As expected, the National Party's announcement yesterday on proposed tax cuts was short on specifics and long on conditionality. Absent was an indication of how much any individual taxpayer might get in the hand, just a pointer to the cuts being "modest". Further, said the Prime Minister, they would not apply before April 1, 2017, and be made then only if "economic and fiscal conditions apply".
But that did not make the statement any less significant. Or diminish the degree of misjudgment. In any list of the incoming Government's top priorities after the September 20 election, tax cuts should not rate a mention.
John Key envisages setting aside $500 million per Budget for tax reduction or the further repayment of debt. That sum would be in addition to the $1 billion each Budget for further spending, including $600 million to $700 million for health and education.
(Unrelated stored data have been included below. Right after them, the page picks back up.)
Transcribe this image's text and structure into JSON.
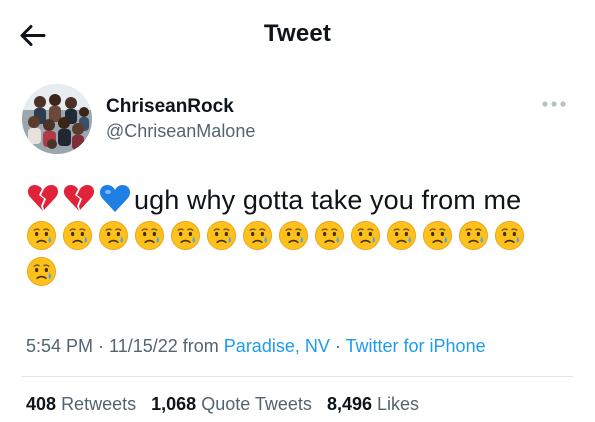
{
  "header": {
    "title": "Tweet"
  },
  "author": {
    "display_name": "ChriseanRock",
    "handle": "@ChriseanMalone"
  },
  "tweet": {
    "text": "ugh why gotta take you from me",
    "leading_emoji": [
      "broken-heart",
      "broken-heart",
      "blue-heart"
    ],
    "crying_emoji_count": 15
  },
  "meta": {
    "time": "5:54 PM",
    "sep1": " · ",
    "date": "11/15/22",
    "from_text": " from ",
    "location": "Paradise, NV",
    "sep2": " · ",
    "source": "Twitter for iPhone"
  },
  "stats": {
    "retweets_count": "408",
    "retweets_label": "Retweets",
    "quotes_count": "1,068",
    "quotes_label": "Quote Tweets",
    "likes_count": "8,496",
    "likes_label": "Likes"
  },
  "colors": {
    "link": "#1d9bf0",
    "muted": "#536471",
    "text": "#0f1419",
    "broken_heart": "#e1233a",
    "blue_heart": "#1f7fe5"
  }
}
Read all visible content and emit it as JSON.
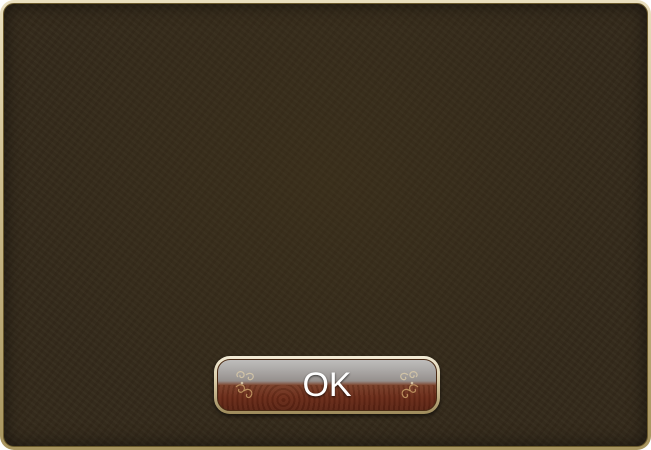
{
  "dialog": {
    "ok_button": {
      "label": "OK",
      "icons": [
        "flourish-ornament-icon",
        "flourish-ornament-icon"
      ]
    }
  },
  "colors": {
    "panel_background": "#33291a",
    "frame_gold": "#cdbd8f",
    "button_top": "#8c8683",
    "button_bottom": "#6a2a17",
    "button_text": "#ffffff"
  }
}
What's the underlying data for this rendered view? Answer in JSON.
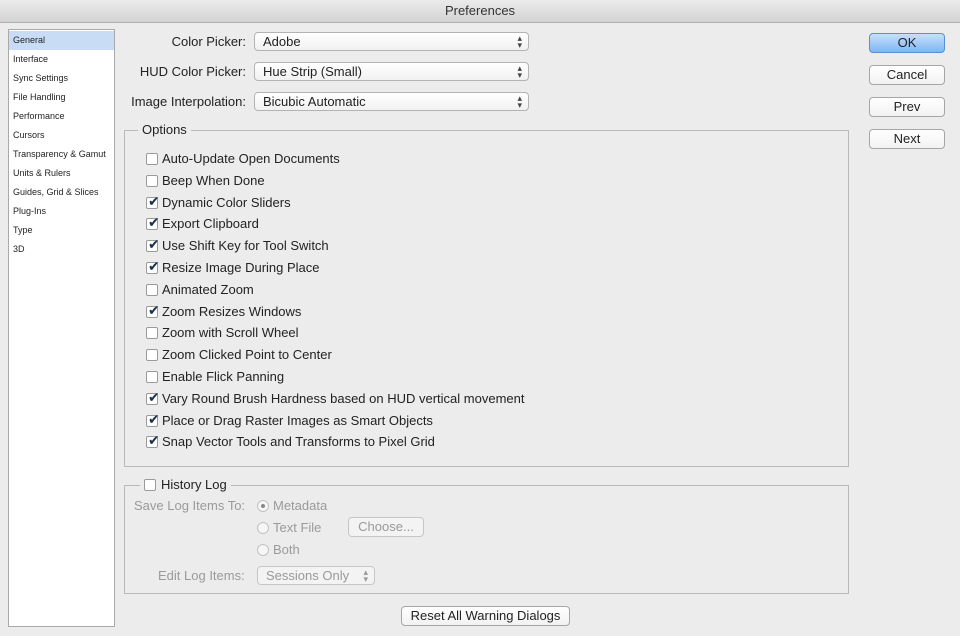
{
  "window": {
    "title": "Preferences"
  },
  "sidebar": {
    "items": [
      {
        "label": "General",
        "active": true
      },
      {
        "label": "Interface"
      },
      {
        "label": "Sync Settings"
      },
      {
        "label": "File Handling"
      },
      {
        "label": "Performance"
      },
      {
        "label": "Cursors"
      },
      {
        "label": "Transparency & Gamut"
      },
      {
        "label": "Units & Rulers"
      },
      {
        "label": "Guides, Grid & Slices"
      },
      {
        "label": "Plug-Ins"
      },
      {
        "label": "Type"
      },
      {
        "label": "3D"
      }
    ]
  },
  "fields": {
    "color_picker": {
      "label": "Color Picker:",
      "value": "Adobe"
    },
    "hud_color_picker": {
      "label": "HUD Color Picker:",
      "value": "Hue Strip (Small)"
    },
    "image_interpolation": {
      "label": "Image Interpolation:",
      "value": "Bicubic Automatic"
    }
  },
  "options": {
    "title": "Options",
    "items": [
      {
        "label": "Auto-Update Open Documents",
        "checked": false
      },
      {
        "label": "Beep When Done",
        "checked": false
      },
      {
        "label": "Dynamic Color Sliders",
        "checked": true
      },
      {
        "label": "Export Clipboard",
        "checked": true
      },
      {
        "label": "Use Shift Key for Tool Switch",
        "checked": true
      },
      {
        "label": "Resize Image During Place",
        "checked": true
      },
      {
        "label": "Animated Zoom",
        "checked": false
      },
      {
        "label": "Zoom Resizes Windows",
        "checked": true
      },
      {
        "label": "Zoom with Scroll Wheel",
        "checked": false
      },
      {
        "label": "Zoom Clicked Point to Center",
        "checked": false
      },
      {
        "label": "Enable Flick Panning",
        "checked": false
      },
      {
        "label": "Vary Round Brush Hardness based on HUD vertical movement",
        "checked": true
      },
      {
        "label": "Place or Drag Raster Images as Smart Objects",
        "checked": true
      },
      {
        "label": "Snap Vector Tools and Transforms to Pixel Grid",
        "checked": true
      }
    ]
  },
  "history_log": {
    "title": "History Log",
    "checked": false,
    "save_label": "Save Log Items To:",
    "radio_metadata": "Metadata",
    "radio_text_file": "Text File",
    "radio_both": "Both",
    "choose_button": "Choose...",
    "edit_label": "Edit Log Items:",
    "edit_value": "Sessions Only"
  },
  "buttons": {
    "ok": "OK",
    "cancel": "Cancel",
    "prev": "Prev",
    "next": "Next",
    "reset_warnings": "Reset All Warning Dialogs"
  },
  "icons": {
    "select_arrows": "↕",
    "checkmark": "✔"
  }
}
This is predicated on the building of larger surpluses after a return to surplus, albeit a wafer-thin one, this year. Yet the country remains vulnerable to economic shock, and growth forecasts have already had to be pegged back because of the heavy fall in dairy prices. In that context, there should be no debate about the destination of any free cash.
Responsible fiscal management demands that the top priority must be getting debt back to under 20 per cent of gross domestic product as soon as possible, rather than the target of 2020. At present, it stands at 26 per cent, the product of $60 billion of new debt accumulated during the six years of recession deficits.